La SNCF veut clairement avoir deux offres. Une offre haut de gamme et une offre clairement assumée de low cost. Pour le low cost ce sont les TGV Ouigo, les voitures en auto partage Ouicar et le service de bus Ouibus. Sur toutes ces offres, la SNCF va mettre le paquet. D'ici 2020, elle pense qu'un voyageur sur trois du TGV utilisera une de ces offres. C'est pour cela qu'elle va pousser fortement ouigo. Par exemple, les trains partent maintenant de la gare Montparnasse, plus obligé d'aller à Marne la Vallée. L'offre ouigo c'est environ 10% de l'offre TGV aujourd’hui et ce sera 30% d'ici quelques années. Ces TGV proposent des prix beaucoup moins élevés grâce à une utilisation beaucoup plus optimisée de la rame. Le but est double : premièrement récupérer les clients qui sont partis notamment chez blablacar et surtout préparer une offre pour répondre à l'ouverture à la concurrence d'ici quelques années. Et donc de l'autre du coté du spectre, vous avez le TGV. On devrait dire Inoui (son nouveau nom) qui lui doit être l'offre prémium.

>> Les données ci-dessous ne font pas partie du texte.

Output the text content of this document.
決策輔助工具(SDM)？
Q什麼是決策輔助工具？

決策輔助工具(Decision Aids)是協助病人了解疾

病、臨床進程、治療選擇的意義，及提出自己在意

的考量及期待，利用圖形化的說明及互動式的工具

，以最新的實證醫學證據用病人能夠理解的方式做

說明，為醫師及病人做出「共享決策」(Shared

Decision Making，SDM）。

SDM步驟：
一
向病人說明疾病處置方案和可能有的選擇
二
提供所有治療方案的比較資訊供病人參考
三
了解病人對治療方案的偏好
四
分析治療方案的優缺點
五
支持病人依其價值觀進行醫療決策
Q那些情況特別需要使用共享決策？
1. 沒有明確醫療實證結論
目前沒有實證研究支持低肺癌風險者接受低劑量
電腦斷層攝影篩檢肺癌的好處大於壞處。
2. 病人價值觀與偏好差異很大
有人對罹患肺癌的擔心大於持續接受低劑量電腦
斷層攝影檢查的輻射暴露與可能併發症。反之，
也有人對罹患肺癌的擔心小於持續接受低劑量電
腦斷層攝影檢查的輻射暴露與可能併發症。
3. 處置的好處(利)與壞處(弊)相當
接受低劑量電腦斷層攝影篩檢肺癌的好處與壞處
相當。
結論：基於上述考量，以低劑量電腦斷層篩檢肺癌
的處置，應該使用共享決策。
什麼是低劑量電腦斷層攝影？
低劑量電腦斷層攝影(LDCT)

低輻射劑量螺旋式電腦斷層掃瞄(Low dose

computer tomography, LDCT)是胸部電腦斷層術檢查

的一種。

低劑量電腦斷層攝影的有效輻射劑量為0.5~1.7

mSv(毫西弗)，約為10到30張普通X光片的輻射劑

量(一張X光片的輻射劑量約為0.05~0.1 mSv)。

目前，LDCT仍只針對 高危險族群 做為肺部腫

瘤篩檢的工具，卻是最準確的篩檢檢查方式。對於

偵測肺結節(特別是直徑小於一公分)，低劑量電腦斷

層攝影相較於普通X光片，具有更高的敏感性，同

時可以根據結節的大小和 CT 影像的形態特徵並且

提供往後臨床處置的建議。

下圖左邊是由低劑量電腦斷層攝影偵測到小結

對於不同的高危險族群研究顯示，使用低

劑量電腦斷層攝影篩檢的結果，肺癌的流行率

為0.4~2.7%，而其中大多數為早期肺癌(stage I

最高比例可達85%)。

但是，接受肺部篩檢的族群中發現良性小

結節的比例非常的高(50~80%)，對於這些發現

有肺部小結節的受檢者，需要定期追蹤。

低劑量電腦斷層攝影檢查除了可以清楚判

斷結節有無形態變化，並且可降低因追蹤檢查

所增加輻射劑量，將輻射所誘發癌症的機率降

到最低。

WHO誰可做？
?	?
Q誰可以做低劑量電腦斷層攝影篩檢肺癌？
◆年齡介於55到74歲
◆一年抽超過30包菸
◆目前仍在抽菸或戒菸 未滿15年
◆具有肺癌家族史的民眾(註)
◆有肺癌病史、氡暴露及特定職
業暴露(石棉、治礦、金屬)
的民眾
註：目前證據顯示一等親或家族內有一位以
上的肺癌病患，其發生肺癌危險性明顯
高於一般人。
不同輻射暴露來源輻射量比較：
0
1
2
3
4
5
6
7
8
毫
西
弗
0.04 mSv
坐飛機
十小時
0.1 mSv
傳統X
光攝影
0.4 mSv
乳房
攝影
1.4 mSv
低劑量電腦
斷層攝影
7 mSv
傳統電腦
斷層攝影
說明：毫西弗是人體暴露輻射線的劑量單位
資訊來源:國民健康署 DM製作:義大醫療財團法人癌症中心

Mais quand on voit les bugs encore du week-end dernier, on se dit que le TGV est loin d'être haut de gamme ?

Vous avez 100% raison. Aujourd’hui le TGV est devenu trop cher. Ce n'est pas la faute de la SNCF, c'est la faute de l'État notamment qui a poussé ces dernières années à ouvrir des lignes grande vitesse qui ne sont pas rentables. Le résultat c'est que ces dernières années, les prix se sont envolés. Alors la SNCF se défend en disant qu'elles multiplient les petits prix et les cartes pour les jeunes, c'est vrai, mais la politique de prix est totalement incompréhensible. Il faut quasiment être à l'ouverture des ventes plusieurs mois avant pour avoir un billet. Ensuite, ça monte à des niveaux impensables. Le paroxysme ayant été atteint pour la période de Noël. Le problème c'est que le service n'est pas monté en gamme aussi vite. Les rames ont beaucoup vieilli, le wifi est encore un peu aléatoire et les prises électriques ne sont pas encore généralisées. Le défi de la reconquête du client est donc gigantesque et ce n'est pas en ajoutant des "oui" partout que ça suffira.